Literally hundreds of state and federal laws confer benefits to married couples—including seemingly small things such as parents’ names on birth certificates to last names on drivers’ licenses. That backdrop invites a matrix of half-measures that the Supreme Court could confer, even if it validates same-sex marriage. The two big questions in this case are whether states must allow same-sex couples to marry, and whether states must recognize marriages from other states. LGBT activists seek strong, unambiguous, affirmative rulings.
However, the Court could affirm same-sex marriage and still give red states plenty of leeway to preserve discriminatory practices. If, for example, the Court’s majority does not explicitly affirm equal protection, then it would be much harder to challenge state laws that discriminate against LGBT individuals—usually by intentional omission, such as not listing LGBT individuals among the classes of people being granted legal protection from discrimination.
Moreover, the Court’s conservatives could also undermine a holding that same-sex couples were entitled to equal protection by watering down the legal standard needed to prove discrimination in court.
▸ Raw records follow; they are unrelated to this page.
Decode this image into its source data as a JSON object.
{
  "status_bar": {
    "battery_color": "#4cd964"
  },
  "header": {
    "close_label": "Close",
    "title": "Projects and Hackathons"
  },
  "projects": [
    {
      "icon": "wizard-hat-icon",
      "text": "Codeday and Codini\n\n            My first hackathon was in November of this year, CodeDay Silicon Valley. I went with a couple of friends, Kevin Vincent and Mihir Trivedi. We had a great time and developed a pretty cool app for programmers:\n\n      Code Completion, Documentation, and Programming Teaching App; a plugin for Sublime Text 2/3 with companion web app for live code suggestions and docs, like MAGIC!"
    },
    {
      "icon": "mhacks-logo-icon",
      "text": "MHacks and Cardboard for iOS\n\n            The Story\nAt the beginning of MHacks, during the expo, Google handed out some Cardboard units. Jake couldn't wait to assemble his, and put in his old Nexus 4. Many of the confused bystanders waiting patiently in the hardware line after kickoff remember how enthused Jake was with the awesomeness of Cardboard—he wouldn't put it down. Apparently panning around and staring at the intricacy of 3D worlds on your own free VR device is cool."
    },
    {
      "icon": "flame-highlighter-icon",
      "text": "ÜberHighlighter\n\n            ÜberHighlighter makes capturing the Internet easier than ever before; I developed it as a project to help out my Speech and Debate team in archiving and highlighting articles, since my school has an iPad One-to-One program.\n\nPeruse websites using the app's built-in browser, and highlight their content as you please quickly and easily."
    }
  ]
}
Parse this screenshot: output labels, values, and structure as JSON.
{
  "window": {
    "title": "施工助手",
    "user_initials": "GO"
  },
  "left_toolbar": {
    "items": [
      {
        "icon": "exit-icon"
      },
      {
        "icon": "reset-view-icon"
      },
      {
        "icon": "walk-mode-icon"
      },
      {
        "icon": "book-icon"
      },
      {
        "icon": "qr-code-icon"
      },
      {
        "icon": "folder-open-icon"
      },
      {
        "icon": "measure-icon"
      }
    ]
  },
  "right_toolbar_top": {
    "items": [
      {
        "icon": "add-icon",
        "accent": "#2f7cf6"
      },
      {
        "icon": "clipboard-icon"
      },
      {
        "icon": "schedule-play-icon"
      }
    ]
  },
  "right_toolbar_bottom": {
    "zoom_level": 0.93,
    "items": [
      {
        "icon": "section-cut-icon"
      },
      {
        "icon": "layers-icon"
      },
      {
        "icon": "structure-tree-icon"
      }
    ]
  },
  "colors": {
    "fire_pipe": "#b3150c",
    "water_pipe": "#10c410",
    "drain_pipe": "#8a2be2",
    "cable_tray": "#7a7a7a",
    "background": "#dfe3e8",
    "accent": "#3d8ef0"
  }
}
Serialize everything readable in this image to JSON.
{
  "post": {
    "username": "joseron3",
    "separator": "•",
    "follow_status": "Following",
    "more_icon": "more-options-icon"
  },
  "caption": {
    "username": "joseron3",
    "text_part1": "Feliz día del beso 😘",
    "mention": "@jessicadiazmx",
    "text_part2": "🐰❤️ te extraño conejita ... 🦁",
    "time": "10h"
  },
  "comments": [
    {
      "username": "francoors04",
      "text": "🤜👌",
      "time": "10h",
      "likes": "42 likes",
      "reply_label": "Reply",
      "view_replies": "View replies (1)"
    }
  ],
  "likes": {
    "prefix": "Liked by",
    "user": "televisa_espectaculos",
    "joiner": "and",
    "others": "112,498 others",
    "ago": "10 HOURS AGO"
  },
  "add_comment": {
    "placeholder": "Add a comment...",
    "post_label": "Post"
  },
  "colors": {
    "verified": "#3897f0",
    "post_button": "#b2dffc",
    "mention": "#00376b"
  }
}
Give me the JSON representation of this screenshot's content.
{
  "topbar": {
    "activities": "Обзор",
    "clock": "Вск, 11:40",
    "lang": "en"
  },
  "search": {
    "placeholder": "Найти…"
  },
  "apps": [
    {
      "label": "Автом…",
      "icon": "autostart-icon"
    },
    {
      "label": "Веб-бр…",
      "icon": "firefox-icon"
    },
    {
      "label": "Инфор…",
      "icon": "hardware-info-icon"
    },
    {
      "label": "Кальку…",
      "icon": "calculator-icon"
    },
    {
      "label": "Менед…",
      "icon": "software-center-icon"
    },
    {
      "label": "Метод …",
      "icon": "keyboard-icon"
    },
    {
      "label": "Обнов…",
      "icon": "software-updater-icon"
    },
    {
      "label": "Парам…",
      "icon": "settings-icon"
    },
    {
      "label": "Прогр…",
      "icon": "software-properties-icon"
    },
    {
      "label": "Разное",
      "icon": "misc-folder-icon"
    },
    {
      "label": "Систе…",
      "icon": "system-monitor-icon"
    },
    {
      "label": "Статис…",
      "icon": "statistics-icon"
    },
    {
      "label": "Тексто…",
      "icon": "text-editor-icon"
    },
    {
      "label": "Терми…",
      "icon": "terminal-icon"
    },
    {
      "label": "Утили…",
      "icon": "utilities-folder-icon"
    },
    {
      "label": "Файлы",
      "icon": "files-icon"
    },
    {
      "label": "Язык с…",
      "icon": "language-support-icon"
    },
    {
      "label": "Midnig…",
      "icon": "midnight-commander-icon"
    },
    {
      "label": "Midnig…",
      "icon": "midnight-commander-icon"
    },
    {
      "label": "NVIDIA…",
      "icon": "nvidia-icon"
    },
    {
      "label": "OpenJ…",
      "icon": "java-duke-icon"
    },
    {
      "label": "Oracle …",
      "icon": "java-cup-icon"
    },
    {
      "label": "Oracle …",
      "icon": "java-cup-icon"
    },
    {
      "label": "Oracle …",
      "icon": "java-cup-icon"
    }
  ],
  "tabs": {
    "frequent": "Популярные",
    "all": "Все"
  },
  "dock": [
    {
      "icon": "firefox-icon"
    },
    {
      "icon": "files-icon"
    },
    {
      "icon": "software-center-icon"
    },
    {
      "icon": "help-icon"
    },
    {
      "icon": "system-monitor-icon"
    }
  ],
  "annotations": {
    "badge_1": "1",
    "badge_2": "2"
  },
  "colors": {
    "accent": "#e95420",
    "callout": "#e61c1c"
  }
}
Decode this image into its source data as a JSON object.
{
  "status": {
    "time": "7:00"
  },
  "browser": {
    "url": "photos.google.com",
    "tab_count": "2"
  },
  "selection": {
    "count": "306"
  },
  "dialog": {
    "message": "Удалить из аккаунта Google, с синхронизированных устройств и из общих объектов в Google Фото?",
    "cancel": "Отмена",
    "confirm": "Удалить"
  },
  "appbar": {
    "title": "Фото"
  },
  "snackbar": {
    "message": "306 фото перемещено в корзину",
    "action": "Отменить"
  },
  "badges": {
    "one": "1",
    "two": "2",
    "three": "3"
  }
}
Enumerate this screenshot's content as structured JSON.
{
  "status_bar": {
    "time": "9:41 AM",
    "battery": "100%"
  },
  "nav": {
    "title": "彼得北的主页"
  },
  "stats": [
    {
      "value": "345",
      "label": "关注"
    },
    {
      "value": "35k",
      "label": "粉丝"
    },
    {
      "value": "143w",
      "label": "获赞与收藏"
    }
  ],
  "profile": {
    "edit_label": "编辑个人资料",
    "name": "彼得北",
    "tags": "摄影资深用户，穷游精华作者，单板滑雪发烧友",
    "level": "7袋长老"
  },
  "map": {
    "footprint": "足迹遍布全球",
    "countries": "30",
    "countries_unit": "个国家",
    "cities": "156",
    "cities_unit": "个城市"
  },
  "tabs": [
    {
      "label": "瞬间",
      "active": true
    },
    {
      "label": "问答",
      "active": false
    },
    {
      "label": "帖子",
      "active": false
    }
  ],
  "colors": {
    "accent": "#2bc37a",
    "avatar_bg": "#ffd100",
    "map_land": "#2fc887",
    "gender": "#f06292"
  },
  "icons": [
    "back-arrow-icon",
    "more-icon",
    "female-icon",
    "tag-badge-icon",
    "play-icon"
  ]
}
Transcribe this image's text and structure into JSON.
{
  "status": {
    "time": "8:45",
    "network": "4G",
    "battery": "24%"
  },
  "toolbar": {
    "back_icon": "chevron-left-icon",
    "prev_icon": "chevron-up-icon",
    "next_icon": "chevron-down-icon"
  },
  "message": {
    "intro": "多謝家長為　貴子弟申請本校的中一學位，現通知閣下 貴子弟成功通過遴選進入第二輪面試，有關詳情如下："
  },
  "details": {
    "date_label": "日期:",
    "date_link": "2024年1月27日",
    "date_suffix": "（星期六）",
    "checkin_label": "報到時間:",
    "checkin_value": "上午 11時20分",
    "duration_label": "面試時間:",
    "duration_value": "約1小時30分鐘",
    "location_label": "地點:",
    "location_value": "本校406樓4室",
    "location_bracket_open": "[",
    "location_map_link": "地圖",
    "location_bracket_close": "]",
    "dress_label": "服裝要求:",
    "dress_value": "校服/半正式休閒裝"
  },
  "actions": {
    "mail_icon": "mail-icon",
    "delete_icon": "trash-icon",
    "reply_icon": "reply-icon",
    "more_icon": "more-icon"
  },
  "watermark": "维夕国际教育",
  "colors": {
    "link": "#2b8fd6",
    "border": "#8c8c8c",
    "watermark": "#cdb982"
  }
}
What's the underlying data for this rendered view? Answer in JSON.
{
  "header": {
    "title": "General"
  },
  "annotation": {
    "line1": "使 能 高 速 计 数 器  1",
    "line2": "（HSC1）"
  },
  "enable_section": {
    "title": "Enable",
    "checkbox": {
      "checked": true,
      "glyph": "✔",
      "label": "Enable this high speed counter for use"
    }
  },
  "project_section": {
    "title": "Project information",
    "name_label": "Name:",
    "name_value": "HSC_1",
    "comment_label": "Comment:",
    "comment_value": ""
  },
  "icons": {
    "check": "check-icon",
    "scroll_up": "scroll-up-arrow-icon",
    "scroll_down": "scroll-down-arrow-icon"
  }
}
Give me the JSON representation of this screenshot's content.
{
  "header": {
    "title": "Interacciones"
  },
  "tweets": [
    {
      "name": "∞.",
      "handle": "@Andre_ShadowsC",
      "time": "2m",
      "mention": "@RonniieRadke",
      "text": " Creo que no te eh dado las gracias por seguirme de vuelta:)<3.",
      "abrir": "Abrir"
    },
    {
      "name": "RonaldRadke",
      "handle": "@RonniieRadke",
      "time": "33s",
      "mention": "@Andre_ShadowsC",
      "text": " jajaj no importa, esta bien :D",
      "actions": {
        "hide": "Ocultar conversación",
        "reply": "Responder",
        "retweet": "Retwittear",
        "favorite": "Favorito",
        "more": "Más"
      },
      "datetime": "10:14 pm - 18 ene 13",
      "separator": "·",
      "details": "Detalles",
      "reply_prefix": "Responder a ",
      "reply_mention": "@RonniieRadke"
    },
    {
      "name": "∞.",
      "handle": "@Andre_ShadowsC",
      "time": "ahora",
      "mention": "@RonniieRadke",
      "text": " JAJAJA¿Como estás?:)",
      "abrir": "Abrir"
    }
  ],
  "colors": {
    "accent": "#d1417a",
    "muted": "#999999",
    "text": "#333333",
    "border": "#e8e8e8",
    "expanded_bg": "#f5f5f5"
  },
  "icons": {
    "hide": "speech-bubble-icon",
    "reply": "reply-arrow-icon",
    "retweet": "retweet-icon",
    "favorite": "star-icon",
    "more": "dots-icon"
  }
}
That prospect would make it much harder for LGBT advocates, who could win the right to marry, to go further and overturn state laws that prevent full spousal rights.
Similarly, the Court’s conservatives could take a “state’s rights” approach and leave it up to states to work out the details of the implications of recognizing same-sex marriage, which, in many red states would become an invitation to do very little.
What was obvious from the oral arguments on Tuesday was that the Court's right-wing majority was in no mood to embrace full constitutional and legal protections for same-sex couples. That more than suggests that even if the Court approves same-sex marriage rights, it would take years to legally dismantle the many facets of discrimination facing same-sex households.